Bill giving restaurants ability to charge for using credit cards to be discussed this week

Credit Restuarants.png
Posted at 4:36 PM, May 11, 2021
and last updated 2021-05-11 19:49:23-04

DENVER — Cash is king, and a credit card could cost you.

"I never carry cash on me. I always use my card, but if they’re going to charge that much more, than for sure," said Elsa Nilsson.

A bill making it's way through the state legislature would get rid of the current law prohibiting businesses, like restaurants, from charging customers a fee for using their credit card. The bill has been backed by the Colorado Restaurant Association.

"If it were to pass, it simply allows restaurants -- if they so choose -- the ability to get a little bit of that surcharge money back," said Nick Hoover with CRA.

Credit card companies typically charge businesses about 3% each time a customer uses their credit card. Hoover says the current law was meant to ensure businesses weren't punishing consumers for using credit. Colorado is one of only four states prohibiting surcharges on credit cards.

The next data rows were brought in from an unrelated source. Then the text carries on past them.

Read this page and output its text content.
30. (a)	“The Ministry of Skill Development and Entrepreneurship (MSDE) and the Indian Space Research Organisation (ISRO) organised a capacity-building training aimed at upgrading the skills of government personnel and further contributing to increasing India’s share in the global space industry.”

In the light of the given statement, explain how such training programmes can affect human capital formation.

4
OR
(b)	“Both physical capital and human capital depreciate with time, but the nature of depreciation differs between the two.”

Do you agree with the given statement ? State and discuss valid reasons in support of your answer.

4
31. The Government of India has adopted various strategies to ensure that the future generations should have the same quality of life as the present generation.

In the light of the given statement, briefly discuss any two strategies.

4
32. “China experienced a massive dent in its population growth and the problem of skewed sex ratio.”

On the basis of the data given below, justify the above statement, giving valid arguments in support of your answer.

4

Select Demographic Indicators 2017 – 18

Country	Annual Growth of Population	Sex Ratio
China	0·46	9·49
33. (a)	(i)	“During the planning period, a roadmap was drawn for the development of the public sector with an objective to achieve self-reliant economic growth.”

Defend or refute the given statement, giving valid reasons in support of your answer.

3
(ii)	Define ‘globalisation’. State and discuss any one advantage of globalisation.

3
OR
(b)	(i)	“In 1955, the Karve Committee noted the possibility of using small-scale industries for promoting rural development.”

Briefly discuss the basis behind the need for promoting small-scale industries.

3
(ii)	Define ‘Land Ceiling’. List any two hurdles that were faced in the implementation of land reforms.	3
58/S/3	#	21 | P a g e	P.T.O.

"With restaurants operating on razor thin profit margin, usually between 3% and 5%, that could be extremely helpful as we emerge from the pandemic," said Hoover.

"It’s hundreds of thousands of dollars every year just for people to use credit cards," said restaurant owner Troy Guard.

Guard owns several restaurants around Denver.

"It’s crazy, right? You spend $100 here and it costs me $3 for you to use a credit card. It doesn’t really cost you anything, but it costs me money to do business that way," said Guard.

Guard says the customer doesn't want to see the price of food or drinks go up. Yet his costs for food and other supplies have.

"A box of gloves we use in the kitchen for cleaning or whatever used to be $35 per case, and now they’re over $250 per case," said Guard.

With the current law in place, restaurant owners like Guard are getting creative using different fees to cover costs.

"So, instead of me nickel-and-diming everyone and saying, 'OK, we’re going to add more to these drinks or more to the food.' We just say, 'hey, we’re going to have a flat charge so we can keep everything reasonable,'" said Guard.

The bill would limit the surcharge to 2% of the total sale. It will be debated in the Senate later this week.